Conta-nos sobre outros projetos em que estás envolvido atualmente, Open Form For Society, Punkt.Vrt.Trio,…
Open Form For Society (OFFS) foi o meu trabalho mais elaborado até hoje. É a realização de um projeto próprio, que começou há quatro anos com o desenvolvimento de composições. O meu foco era um processo livre, intenso e discursivo no estúdio. O objetivo era trabalhar sem convenções de género e abrir um fluxo criativo entre os músicos. O processo de gravação, durante o qual todos os envolvidos trabalharam juntos no mesmo local, durou cinco dias.

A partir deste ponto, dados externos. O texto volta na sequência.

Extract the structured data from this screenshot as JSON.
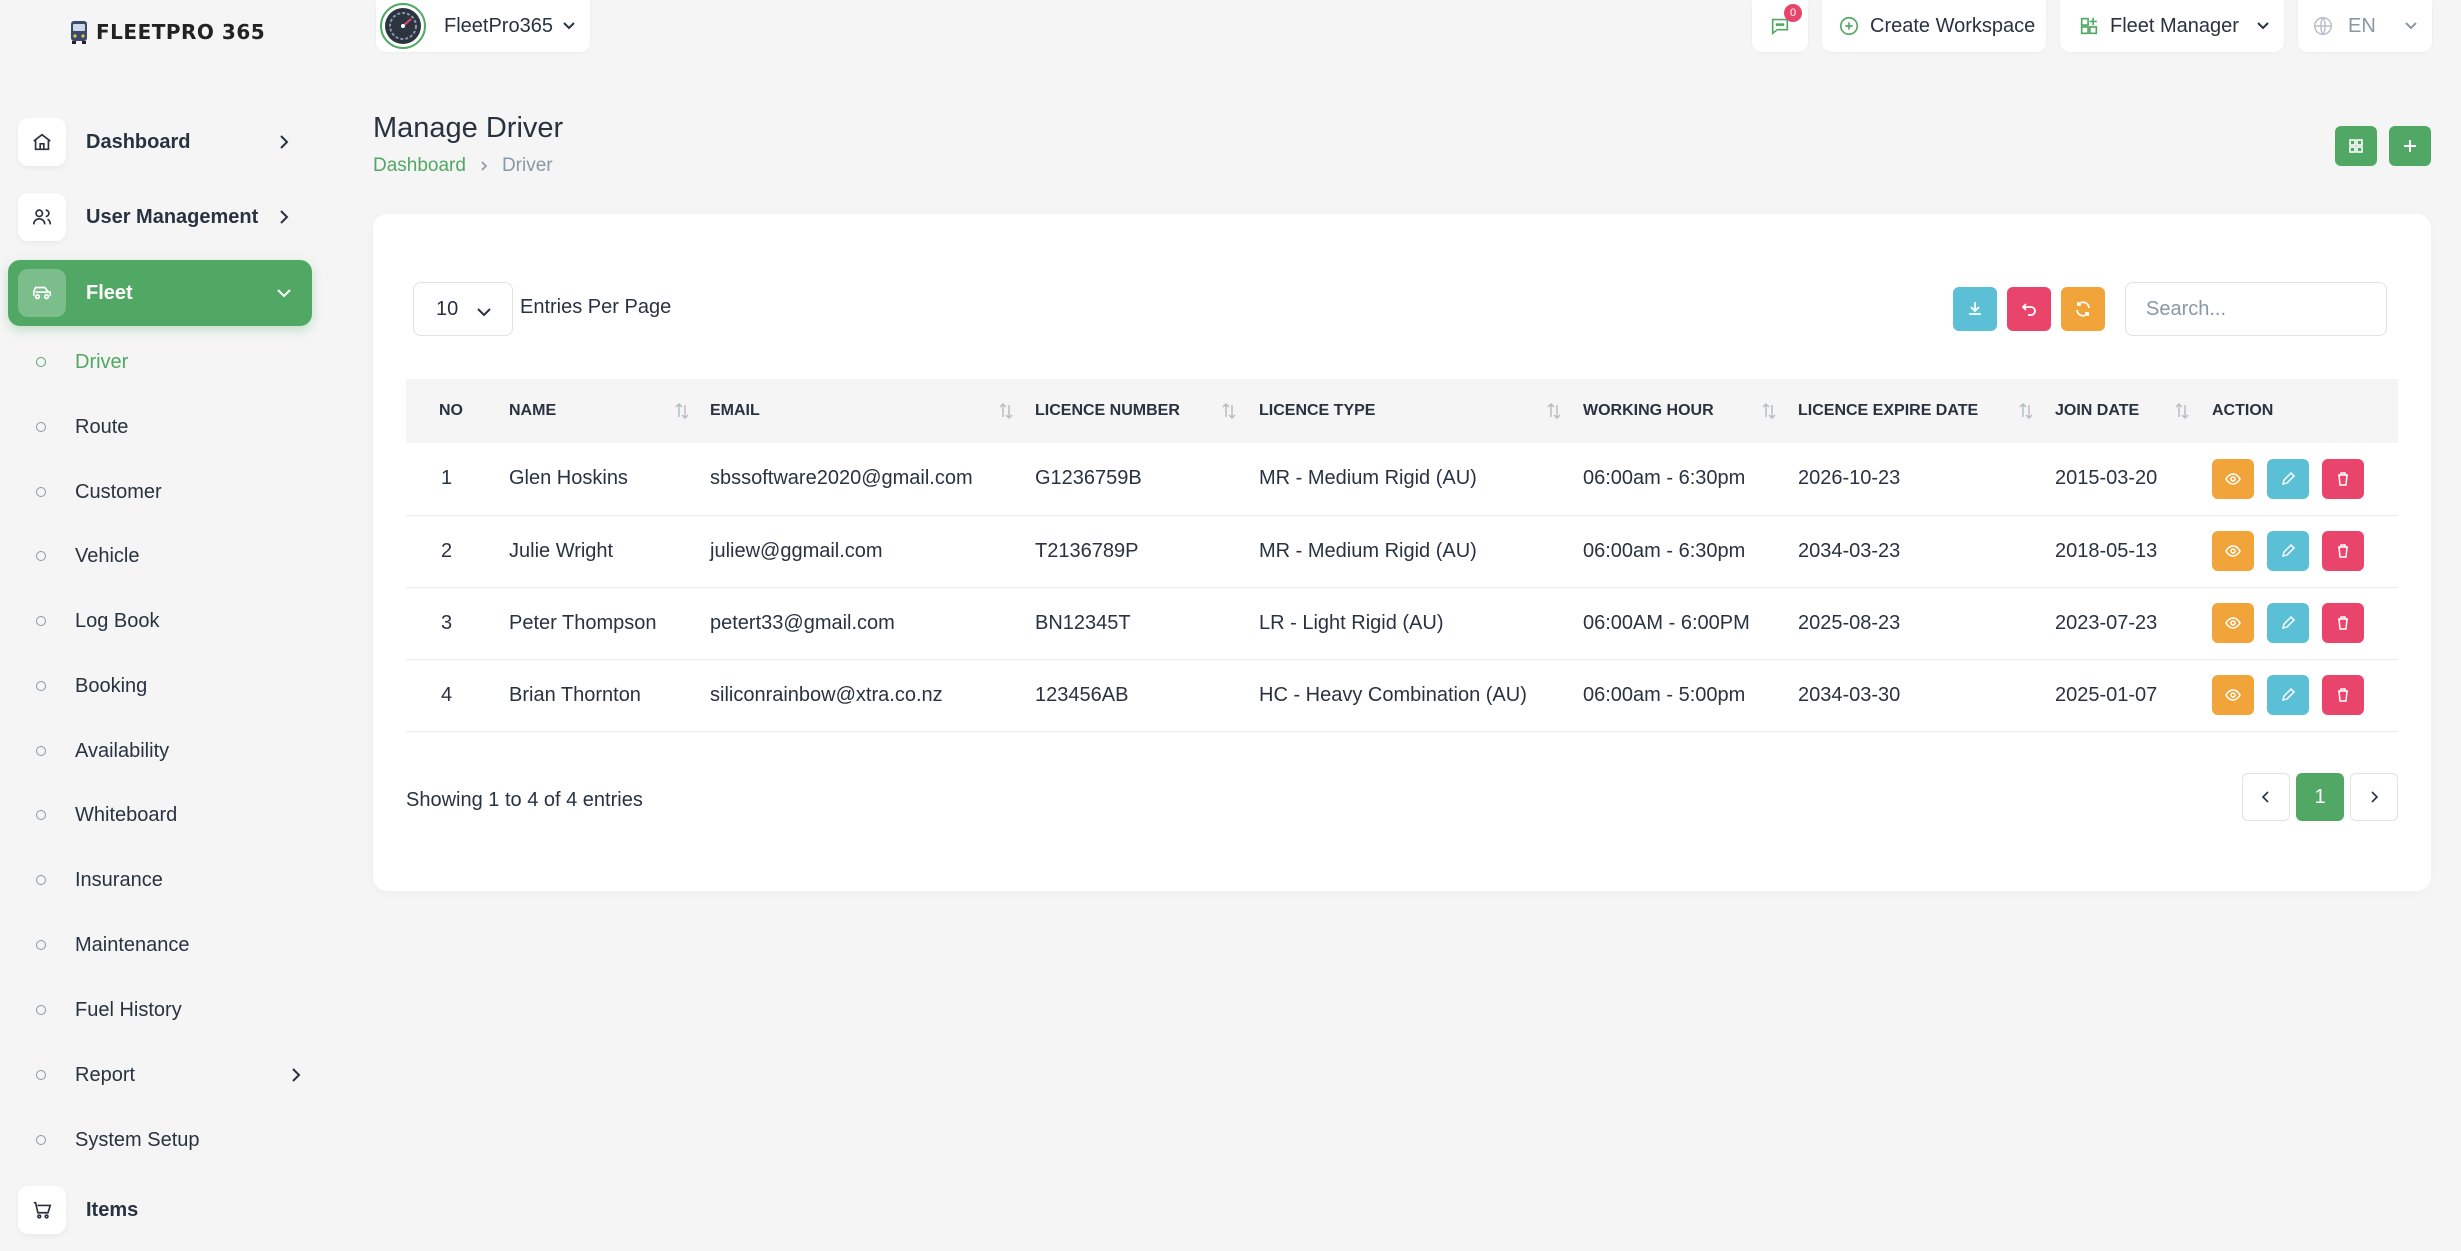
{
  "brand": {
    "logo_text": "FLEETPRO 365"
  },
  "sidebar": {
    "top_items": [
      {
        "label": "Dashboard",
        "icon": "home-icon"
      },
      {
        "label": "User Management",
        "icon": "users-icon"
      },
      {
        "label": "Fleet",
        "icon": "car-icon"
      }
    ],
    "sub_items": [
      {
        "label": "Driver"
      },
      {
        "label": "Route"
      },
      {
        "label": "Customer"
      },
      {
        "label": "Vehicle"
      },
      {
        "label": "Log Book"
      },
      {
        "label": "Booking"
      },
      {
        "label": "Availability"
      },
      {
        "label": "Whiteboard"
      },
      {
        "label": "Insurance"
      },
      {
        "label": "Maintenance"
      },
      {
        "label": "Fuel History"
      },
      {
        "label": "Report"
      },
      {
        "label": "System Setup"
      }
    ],
    "bottom_item": {
      "label": "Items",
      "icon": "cart-icon"
    }
  },
  "header": {
    "workspace_name": "FleetPro365",
    "message_count": "0",
    "create_workspace_label": "Create Workspace",
    "role_label": "Fleet Manager",
    "language": "EN"
  },
  "page": {
    "title": "Manage Driver",
    "breadcrumb": [
      "Dashboard",
      "Driver"
    ]
  },
  "table_controls": {
    "per_page_value": "10",
    "per_page_label": "Entries Per Page",
    "search_placeholder": "Search..."
  },
  "table": {
    "columns": [
      "NO",
      "NAME",
      "EMAIL",
      "LICENCE NUMBER",
      "LICENCE TYPE",
      "WORKING HOUR",
      "LICENCE EXPIRE DATE",
      "JOIN DATE",
      "ACTION"
    ],
    "rows": [
      [
        "1",
        "Glen Hoskins",
        "sbssoftware2020@gmail.com",
        "G1236759B",
        "MR - Medium Rigid (AU)",
        "06:00am - 6:30pm",
        "2026-10-23",
        "2015-03-20"
      ],
      [
        "2",
        "Julie Wright",
        "juliew@ggmail.com",
        "T2136789P",
        "MR - Medium Rigid (AU)",
        "06:00am - 6:30pm",
        "2034-03-23",
        "2018-05-13"
      ],
      [
        "3",
        "Peter Thompson",
        "petert33@gmail.com",
        "BN12345T",
        "LR - Light Rigid (AU)",
        "06:00AM - 6:00PM",
        "2025-08-23",
        "2023-07-23"
      ],
      [
        "4",
        "Brian Thornton",
        "siliconrainbow@xtra.co.nz",
        "123456AB",
        "HC - Heavy Combination (AU)",
        "06:00am - 5:00pm",
        "2034-03-30",
        "2025-01-07"
      ]
    ]
  },
  "footer": {
    "showing_text": "Showing 1 to 4 of 4 entries",
    "current_page": "1"
  },
  "colors": {
    "primary": "#51a864",
    "info": "#5bc0d5",
    "danger": "#e8446c",
    "warning": "#f0a43a"
  }
}
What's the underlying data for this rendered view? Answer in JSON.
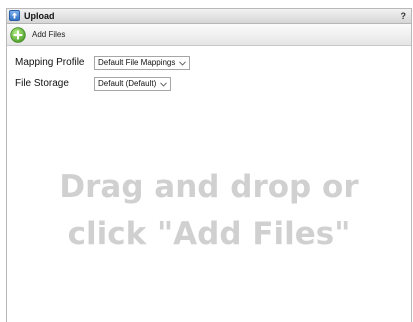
{
  "window": {
    "title": "Upload",
    "help_label": "?"
  },
  "toolbar": {
    "add_files_label": "Add Files"
  },
  "form": {
    "mapping_profile": {
      "label": "Mapping Profile",
      "value": "Default File Mappings"
    },
    "file_storage": {
      "label": "File Storage",
      "value": "Default (Default)"
    }
  },
  "dropzone": {
    "line1": "Drag and drop or",
    "line2": "click \"Add Files\""
  },
  "colors": {
    "accent_green": "#5db33a",
    "title_icon_blue": "#2f6fc4",
    "hint_gray": "#d0d0d0"
  },
  "icons": [
    "upload-icon",
    "add-icon",
    "chevron-down-icon"
  ]
}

Isso permitiu rastrear aspetos que fazem as qualidades das minhas composições. Desenvolvi nova música de câmara dentro da âmbito sonoro da PLAIST [a editora fundada por Lillinger em 2018], nova música, jazz de vanguarda, hip-hop e música concreta. Isto acontece em cooperação com nove músicos europeus, na sua maioria jovens, que são instrumentistas de destaque nas respetivas cenas musicais. O projeto como um quadro: o desenho de cada etapa obedeceu a um plano cuidadosamente elaborado e a sua execução correu conforme o pretendido; desde a conceção criativa e pós-produção com o coprodutor Johannes Brecht até ao design dos suportes da gravação. Nada foi deixado ao acaso, nenhuma despesa foi poupada. Este pretende ser um novo padrão na mediação da complexidade na música entre as membranas sonoras (alto-falantes) e o ouvinte. Punkt.Vrt.Plastik é uma colaboração democrática com [a pianista] Kaja Draksler e [o contrabaixista] Petter Eldh, para o qual todos nós compomos.
Em 2018 fundaste a PLAIST Music, lançando exclusivamente música contemporânea de vanguarda; até dezembro de 2022, uma dúzia de álbuns. Quais são os principais objetivos para esta editora?
Representa uma forma de arte sem género, produzida com excelência e estruturada de forma criativa – tudo aqui manifestado como uma editora musical. As diretrizes para a PLAIST Music são: «Som a suportar o som; som através de estrutura; o som a tornar-se a plasticidade da música.» Som hiper-realista tornando-se plasticidade e clareza dentro da imagem sonora. A sua base é construída sobre o “padrão de ouro” da atual tecnologia de produção.
A tua discografia tem aproximadamente 110 álbuns, incluindo mais de duas dezenas em próprio nome. É um trabalho fascinante, sempre em evolução...
Sim!
O que tens na manga para o futuro mais próximo?
Na verdade muito (risos). O trio DLW lançará: “Beats #2, extended Beats” (com convidados como Klangforum Wien e outors) e “Grammar III”. Os próximos ciclos Penumbra e mais… com convidados como DoYeon Kim, Peter Evans, Tim Lefebvre, Brandon Seabrock, Russell Hall, Craig Taborn, Ikue Mori... Atualmente estou também a trabalhar em novas composições para “Open Form for Society II”.